Yesterday the ZT migrated Lower at around 8:30 AM EST as soon as the CPI numbers were released.  The Dow moved Higher at the same time.  Look at the charts below and you'll see a pattern for both assets. The Dow moved Higher at 8:30 AM EST and the ZT moved Lower at around the same time.  These charts represent the newest version of Bar Charts, and I've changed the timeframe to a 15-minute chart to display better.  This represented a Short opportunity on the 2-year note, as a trader you could have netted 30 plus ticks per contract on this trade.   Each tick is worth $7.625.  Please note: the front month for ZT is now Mar '25 and the Dow is now Mar '25.  I've changed the format to filled Candlesticks (not hollow) such that it may be more apparent and visible.

Charts courtesy of BarCharts

Chart

ZT -Mar 2025 - 1/15/25

Chart

Dow - Mar 2025- 1/15/25

Bias

Yesterday we gave the markets a Neutral or Mixed market as we didn't see enough evidence for a Long bias.  The Dow closed Higher by 703 points and the other indices closed Higher as well.  Today we aren't dealing with a correlated market, and our bias is Neutral or Mixed.

Could this change? Of Course. Remember anything can happen in a volatile market.

Commentary

Yesterday we gave the markets a Neutral or Mixed bias as we didn't see enough evidence to commit to an Upside bias.  The CPI numbers didn't really propel the markets forward but the bank stocks reporting quarterly earnings did.  JP Morgan Chase, Citibank, Wells Fargo and others reported earnings that exceeded expectations and propelled the markets forward.  Today we have Retail Sales numbers and that is always a market mover.  Will it be enough to continue the market's upward trend?  Only time will tell.

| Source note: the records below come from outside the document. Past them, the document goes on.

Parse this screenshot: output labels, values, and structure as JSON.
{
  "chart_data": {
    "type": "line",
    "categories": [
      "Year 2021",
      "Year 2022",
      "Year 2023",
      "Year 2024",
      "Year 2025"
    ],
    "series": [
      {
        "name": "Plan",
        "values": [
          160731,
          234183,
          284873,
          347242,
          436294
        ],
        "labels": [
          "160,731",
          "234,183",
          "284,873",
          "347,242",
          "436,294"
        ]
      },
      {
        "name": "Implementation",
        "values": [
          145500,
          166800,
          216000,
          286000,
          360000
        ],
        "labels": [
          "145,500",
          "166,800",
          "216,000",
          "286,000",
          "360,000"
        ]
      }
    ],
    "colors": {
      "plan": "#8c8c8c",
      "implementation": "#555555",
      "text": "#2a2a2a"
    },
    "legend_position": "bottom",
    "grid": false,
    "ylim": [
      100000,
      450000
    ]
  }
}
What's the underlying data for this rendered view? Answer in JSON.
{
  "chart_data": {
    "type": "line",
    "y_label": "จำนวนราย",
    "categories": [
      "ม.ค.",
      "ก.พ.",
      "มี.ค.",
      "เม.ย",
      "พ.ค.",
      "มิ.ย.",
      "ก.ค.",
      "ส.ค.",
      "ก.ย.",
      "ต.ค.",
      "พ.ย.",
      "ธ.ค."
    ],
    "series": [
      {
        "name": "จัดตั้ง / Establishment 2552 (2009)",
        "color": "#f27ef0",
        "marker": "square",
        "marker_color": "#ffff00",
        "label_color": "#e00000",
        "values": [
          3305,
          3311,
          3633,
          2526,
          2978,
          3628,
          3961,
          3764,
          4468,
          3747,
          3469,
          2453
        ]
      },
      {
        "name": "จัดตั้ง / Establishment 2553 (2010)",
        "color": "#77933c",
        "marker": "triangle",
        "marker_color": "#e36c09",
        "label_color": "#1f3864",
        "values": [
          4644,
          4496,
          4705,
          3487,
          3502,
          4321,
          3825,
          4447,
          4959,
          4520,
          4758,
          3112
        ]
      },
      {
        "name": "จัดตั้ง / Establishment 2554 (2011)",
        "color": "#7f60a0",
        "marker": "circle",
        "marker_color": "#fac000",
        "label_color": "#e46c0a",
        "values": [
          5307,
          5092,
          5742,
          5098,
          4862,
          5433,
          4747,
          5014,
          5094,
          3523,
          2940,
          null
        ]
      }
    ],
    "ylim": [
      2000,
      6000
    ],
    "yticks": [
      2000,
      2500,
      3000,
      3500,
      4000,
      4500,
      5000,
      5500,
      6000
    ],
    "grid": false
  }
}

Trading performance displayed herein is hypothetical. The following Commodity Futures Trading Commission (CFTC) disclaimer should be noted.

Hypothetical performance results have many inherent limitations, some of which are described below. No representation is being made that any account will or is likely to achieve profits or losses similar to those shown.

In fact, there are frequently sharp differences between hypothetical performance results and the actual results subsequently achieved by any particular trading program. One of the limitations of hypothetical performance trading results is that they are generally prepared with the benefit of hindsight.

In addition, hypothetical trading does not involve financial risk, and no hypothetical trading record can completely account for the impact of financial risk in actual trading. For example, the ability to withstand losses or to adhere to a particular trading program in spite of trading losses are material points which can also adversely affect actual trading results.

There are numerous other factors related to the markets in general or to the implementation of any specific trading program which cannot be fully accounted for in the preparation of hypothetical performance results and all of which can adversely affect actual trading results.

Trading in the commodities markets involves substantial risk and YOU CAN LOSE A LOT OF MONEY, and thus is not appropriate for everyone. You should carefully consider your financial condition before trading in these markets, and only risk capital should be used.

In addition, these markets are often liquid, making it difficult to execute orders at desired prices. Also, during periods of extreme volatility, trading in these markets may be halted due to so-called “circuit breakers” put in place by the CME to alleviate such volatility. In the event of a trading halt, it may be difficult or impossible to exit a losing position.